General Kearny then insisted that the
alcalde
pledge an oath of allegiance to the United States, on the rooftop for all to see. “Look at me in the face,” Kearny demanded as the townsfolk watched. The
alcalde
had a hollow expression, but, reluctantly at first, he did as he was told. The short oath ended with a solemnity that was not trivial for a Catholic man swearing before a crowd of staunch Catholics and the glaring village priest. After proclaiming his fealty to the United States of America, he was made to say—
In the name of the Father, the Son, and the Holy Ghost
.

Then Kearny and his men bounded off for Santa Fe, which lay beyond the mountains, some seventy miles to the west. Thus far the conquest of New Mexico had been uneventful. But Kearny’s runners learned that the governor of New Mexico was planning to put up a major fight in a canyon fifteen miles outside the city. If Kearny’s intelligence was accurate, Armijo had three thousand men already dug into the canyon, waiting to repulse the American invaders.

 

 

 
Chapter 13: NARBONA PASS
 

Narbona returned from the Hopi country after the great drought of the 1820s only to hear accounts of the massacre of the chiefs at Jemez, and he understood that little had changed: The old war was very much alive. But Narbona, now sixty-three years old, seemed to understand that ultimately the Navajos would never gain anything from this grinding conflict. The grand old warrior took a different tack—he began to preach peace. In 1829 he was invited to come to Santa Fe for talks, but fearing a trap like the one that had been laid at Jemez, Narbona insisted that the Mexican governor furnish him with a full military escort.

Although suspicious of the Mexicans, he decided that the journey was worth the risk. The ensuing conference in Santa Fe did not achieve any lasting results for the Navajo people, but by establishing himself as a peace leader, he was at least successful in protecting his own outfit—inoculating it, in effect—from further Mexican attacks.
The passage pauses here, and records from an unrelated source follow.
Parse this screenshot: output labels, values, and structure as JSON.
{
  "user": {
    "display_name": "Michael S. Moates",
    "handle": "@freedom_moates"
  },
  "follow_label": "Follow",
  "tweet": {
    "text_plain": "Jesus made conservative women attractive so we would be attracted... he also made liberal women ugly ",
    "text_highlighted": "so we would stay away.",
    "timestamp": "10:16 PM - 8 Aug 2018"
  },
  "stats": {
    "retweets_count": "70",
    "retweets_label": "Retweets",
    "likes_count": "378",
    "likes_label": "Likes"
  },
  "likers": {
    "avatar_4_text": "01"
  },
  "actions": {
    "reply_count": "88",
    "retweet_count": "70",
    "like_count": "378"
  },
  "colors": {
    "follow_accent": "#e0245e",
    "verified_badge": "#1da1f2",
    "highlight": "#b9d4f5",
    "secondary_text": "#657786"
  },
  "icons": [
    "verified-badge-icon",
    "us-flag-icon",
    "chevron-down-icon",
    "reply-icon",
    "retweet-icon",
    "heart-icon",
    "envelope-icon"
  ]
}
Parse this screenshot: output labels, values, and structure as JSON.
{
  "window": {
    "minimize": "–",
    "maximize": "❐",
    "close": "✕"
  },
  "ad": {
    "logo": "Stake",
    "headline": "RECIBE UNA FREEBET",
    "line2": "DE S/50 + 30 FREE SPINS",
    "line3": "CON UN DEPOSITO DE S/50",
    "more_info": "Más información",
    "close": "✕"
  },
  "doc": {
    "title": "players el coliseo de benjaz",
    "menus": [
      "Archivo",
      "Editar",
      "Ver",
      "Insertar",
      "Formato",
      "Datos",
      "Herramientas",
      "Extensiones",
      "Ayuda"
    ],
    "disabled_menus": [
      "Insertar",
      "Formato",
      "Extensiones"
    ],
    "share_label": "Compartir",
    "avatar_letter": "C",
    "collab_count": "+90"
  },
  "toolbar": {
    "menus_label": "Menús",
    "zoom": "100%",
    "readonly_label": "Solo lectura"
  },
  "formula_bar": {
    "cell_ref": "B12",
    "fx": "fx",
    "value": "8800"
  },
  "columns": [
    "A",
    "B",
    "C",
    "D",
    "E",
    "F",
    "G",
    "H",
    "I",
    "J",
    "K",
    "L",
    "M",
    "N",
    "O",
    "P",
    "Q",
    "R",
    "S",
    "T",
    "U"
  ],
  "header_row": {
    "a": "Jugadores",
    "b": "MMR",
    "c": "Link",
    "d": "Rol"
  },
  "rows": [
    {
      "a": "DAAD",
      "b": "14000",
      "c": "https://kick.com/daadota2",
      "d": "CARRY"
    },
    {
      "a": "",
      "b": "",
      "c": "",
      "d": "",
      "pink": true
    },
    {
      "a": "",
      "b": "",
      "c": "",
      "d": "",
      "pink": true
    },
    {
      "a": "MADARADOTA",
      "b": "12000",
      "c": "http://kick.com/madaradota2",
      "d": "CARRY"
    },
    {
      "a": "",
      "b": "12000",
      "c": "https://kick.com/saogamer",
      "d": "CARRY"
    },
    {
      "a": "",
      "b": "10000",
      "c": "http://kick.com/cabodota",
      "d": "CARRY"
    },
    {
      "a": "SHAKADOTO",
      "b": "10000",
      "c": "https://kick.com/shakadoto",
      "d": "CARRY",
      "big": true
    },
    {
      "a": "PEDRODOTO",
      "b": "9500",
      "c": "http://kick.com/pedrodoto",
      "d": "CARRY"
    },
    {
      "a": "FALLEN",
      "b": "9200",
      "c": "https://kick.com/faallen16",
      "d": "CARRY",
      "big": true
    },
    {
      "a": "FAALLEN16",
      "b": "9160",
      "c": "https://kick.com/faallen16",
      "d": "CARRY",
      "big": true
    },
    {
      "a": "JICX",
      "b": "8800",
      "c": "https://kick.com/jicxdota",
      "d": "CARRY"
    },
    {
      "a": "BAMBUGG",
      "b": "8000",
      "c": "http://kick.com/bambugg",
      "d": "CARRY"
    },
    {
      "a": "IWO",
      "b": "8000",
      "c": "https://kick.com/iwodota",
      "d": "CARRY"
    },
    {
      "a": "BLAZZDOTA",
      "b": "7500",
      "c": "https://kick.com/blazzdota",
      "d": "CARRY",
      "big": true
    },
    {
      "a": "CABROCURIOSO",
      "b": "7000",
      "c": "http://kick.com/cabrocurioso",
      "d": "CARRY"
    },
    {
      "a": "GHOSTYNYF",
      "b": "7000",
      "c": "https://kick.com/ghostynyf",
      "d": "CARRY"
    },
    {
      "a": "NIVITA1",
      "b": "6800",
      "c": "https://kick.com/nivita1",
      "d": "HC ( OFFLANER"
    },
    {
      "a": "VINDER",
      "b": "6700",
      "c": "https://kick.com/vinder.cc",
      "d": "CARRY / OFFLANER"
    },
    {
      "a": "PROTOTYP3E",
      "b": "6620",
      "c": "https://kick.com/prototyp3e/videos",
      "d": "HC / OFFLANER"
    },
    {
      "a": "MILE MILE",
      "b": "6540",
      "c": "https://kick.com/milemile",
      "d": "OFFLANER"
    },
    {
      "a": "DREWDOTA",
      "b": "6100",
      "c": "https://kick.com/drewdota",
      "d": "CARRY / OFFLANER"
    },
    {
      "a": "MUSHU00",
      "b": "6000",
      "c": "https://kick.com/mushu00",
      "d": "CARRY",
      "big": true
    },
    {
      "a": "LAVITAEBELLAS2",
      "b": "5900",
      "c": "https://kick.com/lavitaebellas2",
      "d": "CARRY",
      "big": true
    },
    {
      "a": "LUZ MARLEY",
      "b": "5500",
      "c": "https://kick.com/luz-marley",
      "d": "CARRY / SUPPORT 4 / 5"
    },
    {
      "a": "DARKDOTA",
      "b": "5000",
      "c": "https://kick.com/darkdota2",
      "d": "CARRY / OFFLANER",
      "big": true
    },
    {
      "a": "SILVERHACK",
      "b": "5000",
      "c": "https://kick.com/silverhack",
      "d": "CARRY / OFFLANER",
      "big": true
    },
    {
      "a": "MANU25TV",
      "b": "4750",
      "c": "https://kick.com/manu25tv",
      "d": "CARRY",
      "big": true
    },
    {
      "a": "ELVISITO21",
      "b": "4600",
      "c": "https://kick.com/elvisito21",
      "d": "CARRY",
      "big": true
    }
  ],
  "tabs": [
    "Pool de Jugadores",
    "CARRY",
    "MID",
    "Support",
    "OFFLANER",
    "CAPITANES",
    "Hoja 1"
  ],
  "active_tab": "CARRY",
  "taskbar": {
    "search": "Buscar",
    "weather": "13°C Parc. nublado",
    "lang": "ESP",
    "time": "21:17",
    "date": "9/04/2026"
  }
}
He made two other trips to Santa Fe, in 1832 and 1833, and for a time the hostilities seemed to quiet down.

But then in early February 1835, Narbona learned that the Mexicans were mounting a massive campaign against the eastern Navajos. Narbona and his people had kept the peace and refrained from raiding for many years, but certainly an invasion of their homeland called for war. Word reached him that a force of more than one thousand Mexican soldiers and armed civilians had left Santa Fe on February 8 and was aimed toward Navajo country. Among the invaders were a large number of Pueblo Indian warriors.

Narbona hastily gathered together 250 of the best Navajo warriors and raced to a little notch in the Chuska Mountains known as Beesh Lichii’I Bigiizh, or Copper Pass. He knew that the Mexicans would have to pass through this eight-thousand-foot-high rock defile if they were to penetrate Navajo country. When they did, Narbona and his warriors would be waiting for them, hiding in the tall pines on the ridgeline above.

The next morning a dust cloud appeared on the dun floor of the broad flat valley to the east. Soon the Mexican soldiers came into view, a long tattered scarf of men on horseback in the distance, riding along the frozen Rio Chaco. Their silver buttons shone in the morning sun, giving Narbona plenty of time to prepare. On this cold, gusty day in February, the invading army was marching headlong into an ambush. Precisely as Narbona had guessed, it was aiming for Copper Pass.